Drop by Dr Tee free 4hr webinar (learning at comfort of home with Zoom) to learn how to position in global giant stocks during COVID-19 stock crisis with 10 unique stock investing strategies, knowing What to Buy, When to Buy/Sell.

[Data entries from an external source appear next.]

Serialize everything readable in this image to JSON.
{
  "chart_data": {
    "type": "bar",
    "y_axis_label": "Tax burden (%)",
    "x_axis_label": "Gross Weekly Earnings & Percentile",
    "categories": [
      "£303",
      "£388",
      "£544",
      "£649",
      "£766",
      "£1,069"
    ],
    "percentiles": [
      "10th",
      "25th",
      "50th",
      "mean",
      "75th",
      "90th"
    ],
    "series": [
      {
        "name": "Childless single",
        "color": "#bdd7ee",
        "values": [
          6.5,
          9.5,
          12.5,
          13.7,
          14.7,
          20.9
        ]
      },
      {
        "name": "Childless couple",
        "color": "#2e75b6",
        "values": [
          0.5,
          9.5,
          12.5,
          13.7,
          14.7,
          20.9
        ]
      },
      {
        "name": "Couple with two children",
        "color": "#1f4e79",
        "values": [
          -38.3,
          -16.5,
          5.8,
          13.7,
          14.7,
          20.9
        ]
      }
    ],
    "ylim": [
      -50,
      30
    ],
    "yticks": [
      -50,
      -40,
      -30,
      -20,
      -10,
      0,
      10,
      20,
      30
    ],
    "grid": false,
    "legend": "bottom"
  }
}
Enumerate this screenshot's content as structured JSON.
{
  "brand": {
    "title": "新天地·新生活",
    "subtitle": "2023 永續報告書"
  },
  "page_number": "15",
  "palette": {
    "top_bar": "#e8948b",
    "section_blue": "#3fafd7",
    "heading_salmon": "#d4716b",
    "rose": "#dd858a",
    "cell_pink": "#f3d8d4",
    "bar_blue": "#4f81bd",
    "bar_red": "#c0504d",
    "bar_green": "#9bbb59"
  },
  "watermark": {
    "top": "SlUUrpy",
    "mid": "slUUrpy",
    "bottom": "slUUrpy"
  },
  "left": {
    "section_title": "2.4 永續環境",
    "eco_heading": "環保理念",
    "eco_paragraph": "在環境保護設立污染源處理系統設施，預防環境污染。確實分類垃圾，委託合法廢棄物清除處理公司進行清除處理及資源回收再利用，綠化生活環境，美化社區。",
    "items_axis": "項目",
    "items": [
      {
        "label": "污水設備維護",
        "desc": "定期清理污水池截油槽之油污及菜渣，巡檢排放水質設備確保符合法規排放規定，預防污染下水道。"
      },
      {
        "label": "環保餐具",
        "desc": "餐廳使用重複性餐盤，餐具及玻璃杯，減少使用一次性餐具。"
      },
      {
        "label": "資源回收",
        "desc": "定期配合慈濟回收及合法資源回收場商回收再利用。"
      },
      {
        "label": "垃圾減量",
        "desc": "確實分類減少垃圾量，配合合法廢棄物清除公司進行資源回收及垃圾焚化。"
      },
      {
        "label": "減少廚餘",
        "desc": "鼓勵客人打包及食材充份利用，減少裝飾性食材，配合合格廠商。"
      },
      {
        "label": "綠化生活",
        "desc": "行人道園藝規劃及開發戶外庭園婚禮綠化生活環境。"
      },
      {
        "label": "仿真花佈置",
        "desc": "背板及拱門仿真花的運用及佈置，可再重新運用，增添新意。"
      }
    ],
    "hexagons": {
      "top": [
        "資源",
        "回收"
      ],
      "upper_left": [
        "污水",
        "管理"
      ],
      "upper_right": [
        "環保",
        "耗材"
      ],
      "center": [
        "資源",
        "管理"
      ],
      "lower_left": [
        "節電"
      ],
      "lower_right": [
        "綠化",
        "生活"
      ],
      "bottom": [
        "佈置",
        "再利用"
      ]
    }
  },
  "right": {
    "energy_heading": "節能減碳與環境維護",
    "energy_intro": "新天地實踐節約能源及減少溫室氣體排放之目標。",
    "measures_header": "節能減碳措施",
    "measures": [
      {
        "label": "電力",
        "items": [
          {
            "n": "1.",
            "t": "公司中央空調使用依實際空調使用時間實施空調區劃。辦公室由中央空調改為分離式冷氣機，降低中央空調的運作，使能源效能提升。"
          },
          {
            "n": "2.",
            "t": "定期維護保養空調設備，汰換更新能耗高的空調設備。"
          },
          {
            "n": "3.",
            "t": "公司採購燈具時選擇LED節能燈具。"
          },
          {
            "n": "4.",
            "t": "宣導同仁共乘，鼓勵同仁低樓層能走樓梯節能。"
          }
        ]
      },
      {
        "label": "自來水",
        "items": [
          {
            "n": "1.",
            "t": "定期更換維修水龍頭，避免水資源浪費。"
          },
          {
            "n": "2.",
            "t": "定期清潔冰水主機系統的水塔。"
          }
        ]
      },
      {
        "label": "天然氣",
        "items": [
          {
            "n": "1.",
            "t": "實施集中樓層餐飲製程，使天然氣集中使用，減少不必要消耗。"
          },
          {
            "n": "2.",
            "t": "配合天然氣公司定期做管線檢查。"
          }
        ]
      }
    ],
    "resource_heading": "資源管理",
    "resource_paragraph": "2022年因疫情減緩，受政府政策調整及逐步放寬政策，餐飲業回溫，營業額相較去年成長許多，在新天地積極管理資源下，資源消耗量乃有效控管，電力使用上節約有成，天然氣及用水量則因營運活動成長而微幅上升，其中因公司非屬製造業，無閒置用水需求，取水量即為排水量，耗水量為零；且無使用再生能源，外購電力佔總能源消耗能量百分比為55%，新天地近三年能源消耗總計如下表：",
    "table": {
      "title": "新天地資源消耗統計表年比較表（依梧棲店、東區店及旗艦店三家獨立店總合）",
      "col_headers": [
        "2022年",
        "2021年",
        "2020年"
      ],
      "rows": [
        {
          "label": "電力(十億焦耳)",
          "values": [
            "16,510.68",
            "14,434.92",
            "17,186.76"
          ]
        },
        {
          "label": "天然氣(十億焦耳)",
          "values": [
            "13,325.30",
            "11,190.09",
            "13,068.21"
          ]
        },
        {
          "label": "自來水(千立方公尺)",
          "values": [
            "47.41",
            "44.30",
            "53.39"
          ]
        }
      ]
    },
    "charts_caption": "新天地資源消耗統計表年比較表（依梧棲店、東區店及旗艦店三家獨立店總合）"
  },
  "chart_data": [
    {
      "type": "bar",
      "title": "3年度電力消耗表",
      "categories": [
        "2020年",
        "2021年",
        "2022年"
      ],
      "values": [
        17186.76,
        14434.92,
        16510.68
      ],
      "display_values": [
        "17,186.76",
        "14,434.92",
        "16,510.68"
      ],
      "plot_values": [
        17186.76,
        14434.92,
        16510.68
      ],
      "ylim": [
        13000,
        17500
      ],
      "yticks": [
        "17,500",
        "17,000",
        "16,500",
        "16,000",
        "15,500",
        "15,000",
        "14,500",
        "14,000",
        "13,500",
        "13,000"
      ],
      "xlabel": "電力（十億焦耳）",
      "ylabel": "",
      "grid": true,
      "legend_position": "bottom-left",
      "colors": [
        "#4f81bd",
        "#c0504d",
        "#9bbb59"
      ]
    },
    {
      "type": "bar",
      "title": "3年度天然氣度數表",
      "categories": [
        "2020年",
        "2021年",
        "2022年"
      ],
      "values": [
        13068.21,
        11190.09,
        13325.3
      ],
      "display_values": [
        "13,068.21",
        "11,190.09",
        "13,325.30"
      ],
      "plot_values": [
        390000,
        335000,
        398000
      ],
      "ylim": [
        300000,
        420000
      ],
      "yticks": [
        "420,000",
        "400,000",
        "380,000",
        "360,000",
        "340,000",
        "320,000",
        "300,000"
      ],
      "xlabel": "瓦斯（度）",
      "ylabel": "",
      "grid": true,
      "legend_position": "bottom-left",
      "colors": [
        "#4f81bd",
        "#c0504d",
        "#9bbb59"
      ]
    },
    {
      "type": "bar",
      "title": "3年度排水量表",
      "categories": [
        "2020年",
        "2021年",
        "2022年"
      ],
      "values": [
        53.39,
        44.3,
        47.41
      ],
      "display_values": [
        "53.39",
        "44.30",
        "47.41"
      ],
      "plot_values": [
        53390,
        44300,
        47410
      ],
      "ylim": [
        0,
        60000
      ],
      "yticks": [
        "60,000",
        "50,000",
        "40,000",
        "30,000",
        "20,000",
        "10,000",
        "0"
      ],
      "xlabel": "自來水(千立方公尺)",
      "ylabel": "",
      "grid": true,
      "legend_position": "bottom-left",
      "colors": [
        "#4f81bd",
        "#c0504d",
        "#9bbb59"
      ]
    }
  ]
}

Zoom will be started 30 min before event, bonus talk (Q&A on any investment topics from readers) for early birds. There are many topics we will cover in this 4hr webinar, Dr Tee can have more time for Q&A if you could stay later after the webinar, you could ask on any global and local stocks including but not limited to 30 STI component stocks:

Ascendas Reit (SGX: A17U), CapitaLand (SGX: C31), CapitaLand Integrated Commercial Trust (SGX: C38U), City Development (SGX: C09), ComfortDelGro (SGX: C52), Dairy Farm International (SGX: D01), DBS Bank (SGX: D05), Frasers Logistics & Commercial Trust (SGX: BUOU), Genting Singapore (SGX: G13), Hongkong Land (SGX: H78), Jardine Cycle & Carriage (SGX: C07), Jardine Matheson Holdings JMH (SGX: J36), Keppel Corp (SGX: BN4), Keppel DC Reit (SGX: AJBU), Mapletree Commercial Trust (SGX: N2IU), Mapletree Industrial Trust (SGX: ME8U), Mapletree Logistics Trust (SGX: M44U), OCBC Bank (SGX: O39), SATS (SGX: S58), Sembcorp Industries (SGX: U96), Singapore Airlines (SGX: C6L), Singapore Exchange (SGX: S68), Singtel (SGX: Z74), ST Engineering (SGX: S63), Thai Beverage (SGX: Y92), UOB Bank (SGX: U11), UOL (SGX: U14), Venture Corporation (SGX: V03), Wilmar International (SGX: F34), YZJ Shipbldg SGD (SGX: BS6).

Dr Tee will cover over 20 case studies, Singapore giant stocks, eg. CapitaLand Integrated Commercial Trust (SGX: C38U), Singapore Exchange (SGX: S68), Keppel Corp (SGX: BN4), Top Glove (SGX: BVA), Jardine Matheson Holdings JMH (SGX: J36), Vicom (SGX: WJP) and many others, Malaysia giant stocks, Hong Kong giant stocks and US giant stocks, both long term investing and short term trading.